I don’t remember Mankind, or Cactus Jack, or Dude Love even – way before my time. Well I say well, what I mean is that I caught onto wrestling the week after Cactus Jack lost his match with HHH and got ‘fired’ from the WWF. But Mick Foley was a character whom I immediately took a liking to, as he took on the post of commissioner within the WWF and thus was allowed to create whichever matches he wanted, whenever he wanted. And he wrecked havoc with his responsibilities. It was great fun. A beardy bloke with flopped hair and a penchant for checked jackets was taking over wrestling for no reason I could understand, and the crowd always went mental whenever they saw him. This merited further investigation.
It turned out that Mick Foley has had a long, distinguished career as a wrestler. He started out doing hardcore, anything-goes bouts (seriously: anything) with the ECW before transferring to WWF and bringing his unique kind of crazy to their shores. Mankind was his first character, a weird masked freak who lived in the basement who started out sinister but slowly became more a figure of fun than anything else. Then he vanished. Next came Dude Love, a hipster in bright blue lycra and sunglasses who saw himself as a love guru. Finally we got Cactus Jack, who carried a piece of wood wrapped round with barbed wire and fought… well, hardcore. Mick Foley was all of them. And each one of them had their own style, moves… it’s amazing what he did with these three characters. He also knew how to completely misdirect the crowds. With the HHH match above, the audience had been lead for some time to believe that this was going to be Foley’s time to win the WWF title.

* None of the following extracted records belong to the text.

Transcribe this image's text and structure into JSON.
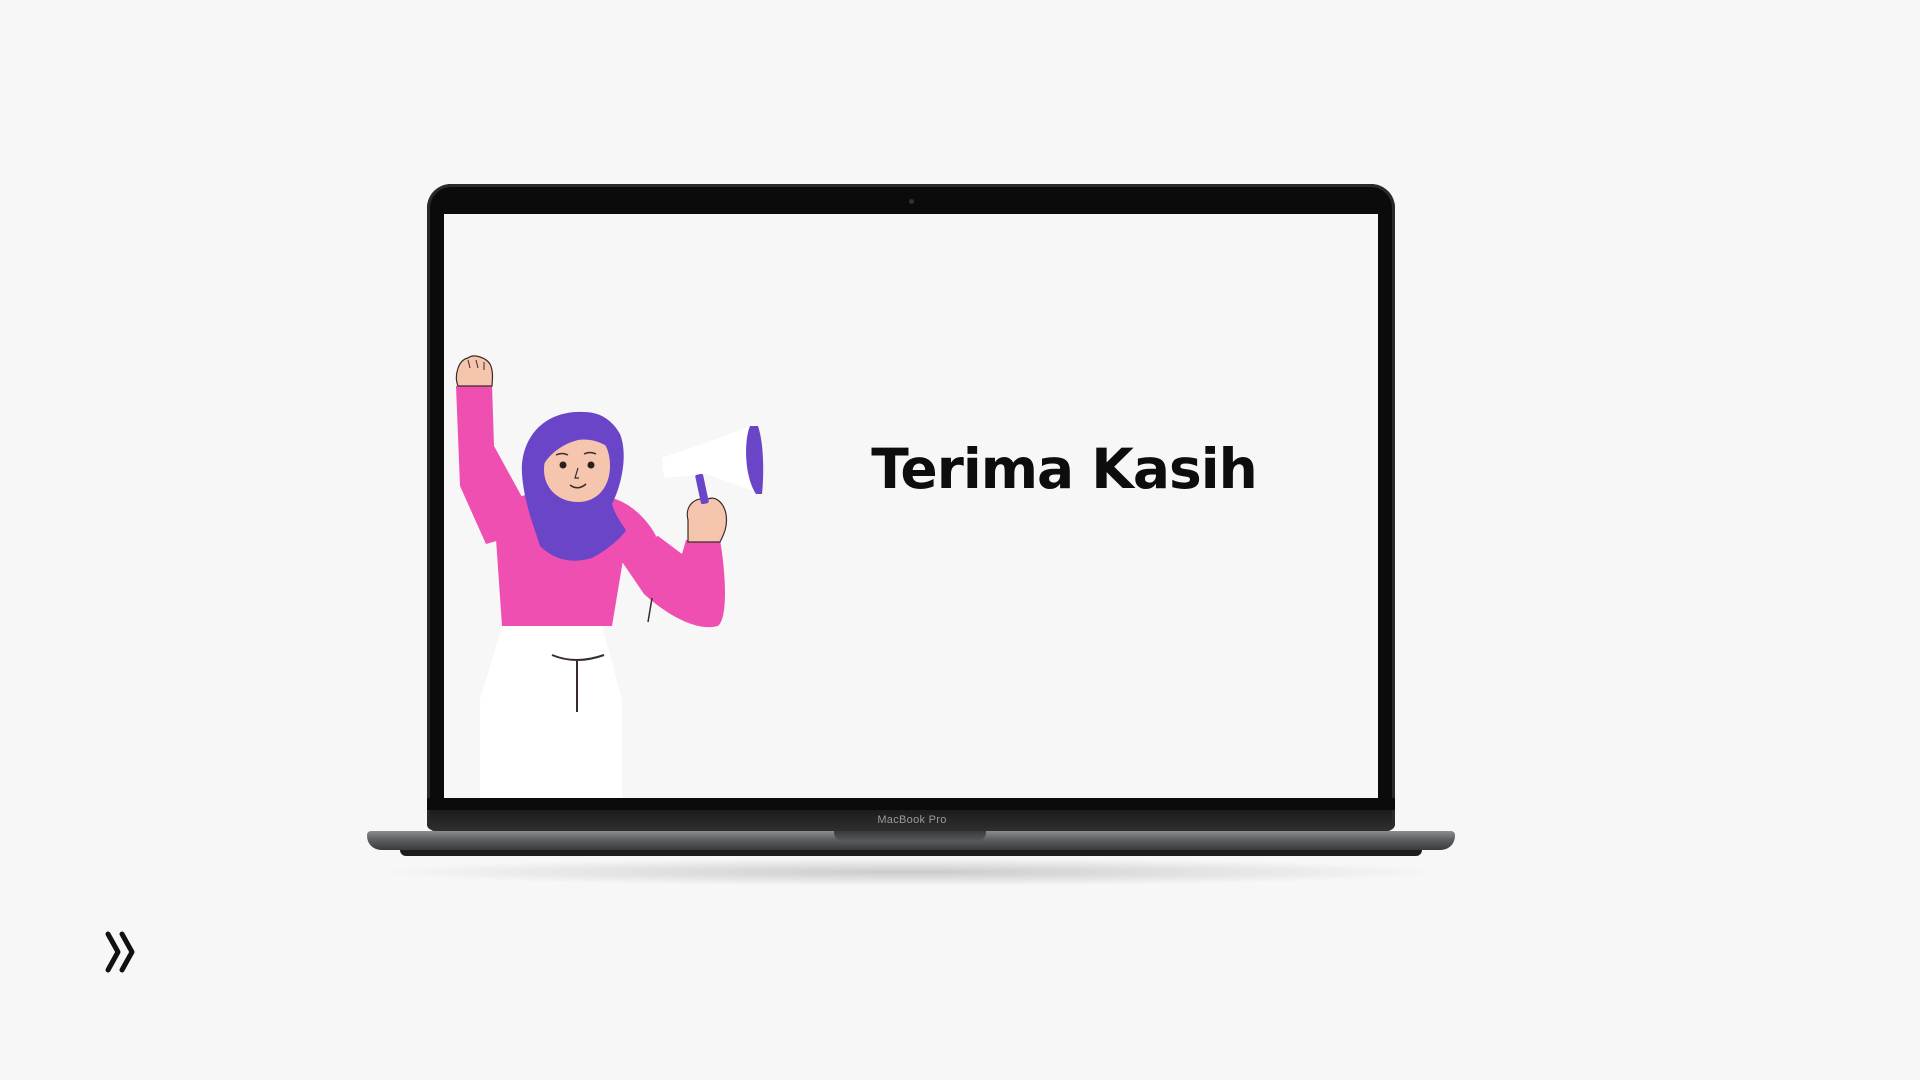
{
  "slide": {
    "title": "Terima Kasih"
  },
  "device": {
    "brand_label": "MacBook Pro"
  },
  "navigation": {
    "next_icon": "double-chevron-right-icon"
  },
  "illustration": {
    "subject": "woman-with-megaphone-illustration"
  },
  "colors": {
    "background": "#f7f7f7",
    "hijab": "#6a45c8",
    "shirt": "#f04fb2",
    "skin": "#f6c5ad",
    "pants": "#ffffff",
    "title_text": "#0d0d0d"
  }
}
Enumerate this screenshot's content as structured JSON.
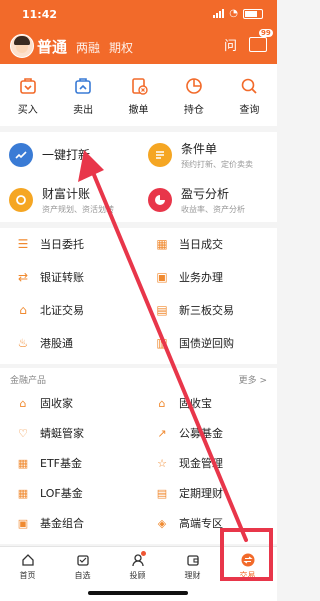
{
  "status": {
    "time": "11:42"
  },
  "header": {
    "mode_active": "普通",
    "mode_2": "两融",
    "mode_3": "期权",
    "question_icon_text": "问",
    "message_badge": "99"
  },
  "quick_actions": [
    {
      "label": "买入",
      "icon": "buy-icon"
    },
    {
      "label": "卖出",
      "icon": "sell-icon"
    },
    {
      "label": "撤单",
      "icon": "cancel-order-icon"
    },
    {
      "label": "持仓",
      "icon": "position-icon"
    },
    {
      "label": "查询",
      "icon": "search-icon"
    }
  ],
  "features": [
    {
      "title": "一键打新",
      "subtitle": "",
      "icon": "ipo-icon",
      "color": "#3a7bd5"
    },
    {
      "title": "条件单",
      "subtitle": "预约打新、定价卖卖",
      "icon": "condition-order-icon",
      "color": "#f5a623"
    },
    {
      "title": "财富计账",
      "subtitle": "资产规划、资活划转",
      "icon": "wealth-icon",
      "color": "#f5a623"
    },
    {
      "title": "盈亏分析",
      "subtitle": "收益率、资产分析",
      "icon": "profit-icon",
      "color": "#e8364a"
    }
  ],
  "grid_items": [
    {
      "label": "当日委托",
      "icon": "entrust-icon"
    },
    {
      "label": "当日成交",
      "icon": "deal-icon"
    },
    {
      "label": "银证转账",
      "icon": "transfer-icon"
    },
    {
      "label": "业务办理",
      "icon": "business-icon"
    },
    {
      "label": "北证交易",
      "icon": "bse-icon"
    },
    {
      "label": "新三板交易",
      "icon": "neeq-icon"
    },
    {
      "label": "港股通",
      "icon": "hk-connect-icon"
    },
    {
      "label": "国债逆回购",
      "icon": "repo-icon"
    }
  ],
  "finance": {
    "header": "金融产品",
    "more": "更多 >",
    "items": [
      {
        "label": "固收家",
        "icon": "fixed-income-icon"
      },
      {
        "label": "固收宝",
        "icon": "fixed-income-bao-icon"
      },
      {
        "label": "蜻蜓管家",
        "icon": "dragonfly-icon"
      },
      {
        "label": "公募基金",
        "icon": "public-fund-icon"
      },
      {
        "label": "ETF基金",
        "icon": "etf-icon"
      },
      {
        "label": "现金管理",
        "icon": "cash-icon"
      },
      {
        "label": "LOF基金",
        "icon": "lof-icon"
      },
      {
        "label": "定期理财",
        "icon": "regular-finance-icon"
      },
      {
        "label": "基金组合",
        "icon": "fund-portfolio-icon"
      },
      {
        "label": "高端专区",
        "icon": "premium-icon"
      }
    ]
  },
  "tabbar": [
    {
      "label": "首页",
      "icon": "home-icon"
    },
    {
      "label": "自选",
      "icon": "watchlist-icon"
    },
    {
      "label": "投顾",
      "icon": "advisor-icon"
    },
    {
      "label": "理财",
      "icon": "wealth-tab-icon"
    },
    {
      "label": "交易",
      "icon": "trade-icon"
    }
  ],
  "colors": {
    "brand": "#f26a2a",
    "annotation": "#e8364a"
  }
}
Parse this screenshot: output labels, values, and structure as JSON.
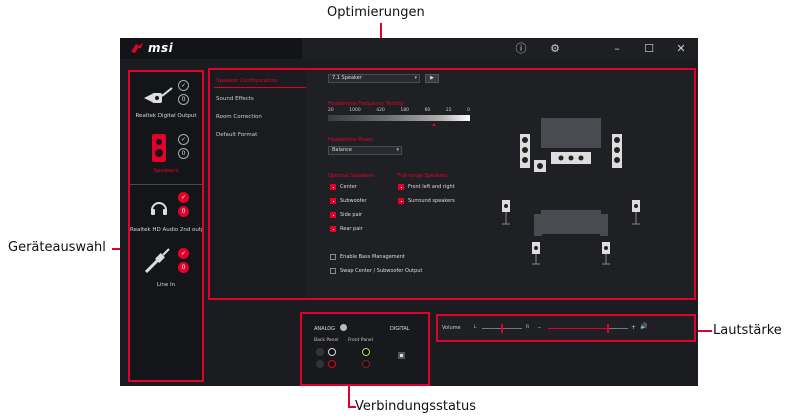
{
  "callouts": {
    "optimierungen": "Optimierungen",
    "geraeteauswahl": "Geräteauswahl",
    "lautstaerke": "Lautstärke",
    "verbindungsstatus": "Verbindungsstatus"
  },
  "app": {
    "logo_text": "msi",
    "title_icons": [
      "info-icon",
      "gear-icon",
      "minimize-icon",
      "maximize-icon",
      "close-icon"
    ],
    "title_glyphs": {
      "info": "ⓘ",
      "settings": "⚙",
      "minimize": "–",
      "maximize": "☐",
      "close": "✕"
    }
  },
  "devices": [
    {
      "label": "Realtek Digital Output",
      "icon": "digital-output-icon",
      "badge_check": "✓",
      "badge_info": "0",
      "active": false
    },
    {
      "label": "Speakers",
      "icon": "speakers-icon",
      "badge_check": "✓",
      "badge_info": "0",
      "active": true
    },
    {
      "label": "Realtek HD Audio 2nd outpu",
      "icon": "headphones-icon",
      "badge_check": "✓",
      "badge_info": "0",
      "active": false
    },
    {
      "label": "Line In",
      "icon": "line-in-icon",
      "badge_check": "✓",
      "badge_info": "0",
      "active": false
    }
  ],
  "nav": [
    {
      "label": "Speaker Configuration",
      "active": true
    },
    {
      "label": "Sound Effects",
      "active": false
    },
    {
      "label": "Room Correction",
      "active": false
    },
    {
      "label": "Default Format",
      "active": false
    }
  ],
  "speaker_config": {
    "speaker_select": "7.1 Speaker",
    "play_glyph": "▶",
    "fullrange_title": "Headphone Frequency Testing",
    "freq_labels": [
      "20",
      "1000",
      "420",
      "180",
      "60",
      "22",
      "0"
    ],
    "bass_title": "Headphone Power",
    "bass_select": "Balance",
    "optional_title": "Optional Speakers",
    "optional": [
      {
        "label": "Center",
        "checked": true
      },
      {
        "label": "Subwoofer",
        "checked": true
      },
      {
        "label": "Side pair",
        "checked": true
      },
      {
        "label": "Rear pair",
        "checked": true
      }
    ],
    "fullrange_speakers_title": "Full-range Speakers",
    "fullrange": [
      {
        "label": "Front left and right",
        "checked": true
      },
      {
        "label": "Surround speakers",
        "checked": true
      }
    ],
    "extra_options": [
      {
        "label": "Enable Bass Management",
        "checked": false
      },
      {
        "label": "Swap Center / Subwoofer Output",
        "checked": false
      }
    ]
  },
  "connection": {
    "analog_label": "ANALOG",
    "digital_label": "DIGITAL",
    "back_panel": "Back Panel",
    "front_panel": "Front Panel"
  },
  "volume": {
    "label": "Volume",
    "left": "L",
    "right": "R",
    "minus": "–",
    "plus": "+",
    "speaker_glyph": "🔊",
    "balance": 0.5,
    "level": 0.75
  },
  "colors": {
    "accent": "#e4002b",
    "background": "#1b1c20"
  }
}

He’d been losing matches to HHH left, right, and centre, much of the time unfairly or because HHH cheated him, so it only seemed right that in this match, which stipulated that a loss would see him fired from the company, would result ina win for him.
It didn’t. And he became a viciously funny, charming guy who was barely rivalled on the mike. Still is, actually. He has a habit of waiting till an odd point during one of his speeches before giving the crowd a cheap thrill by saying he loved the town they were in and giving a thumbs up, and his finishing move involves suffocating someone with his sock. What’s not to like? He’s such an odd guy, but you can see how genuine he is – there’s barely much of a character there anymore. He’s playing himself. And the crowd love him for it. He’s made comebacks, which he’s invariably lost, but his style of fighting, the falls he’s taken, are amazing. This guy has fallen off steel cages, through the ring, been hit with barbed wire and just generally been beaten up in so many other ways that nobody can think of anything new to do anymore. He basically invented the hardcore genre for the WWF, and although he did do a lot of stunts, he also proved himself to be an extremely capable fighter. He throws punches honestly, gets injured realistically, and is a lot quicker than you’d expect for a guy like him. Even now, he’s in as good a shape as he’s ever been (even if he may have lost an ear and some teeth on the way).
He’s almost certainly the most likeable wrestler ever, I’d suggest. And nobody – nobody – has ever been thrown through the announcers’ table more times.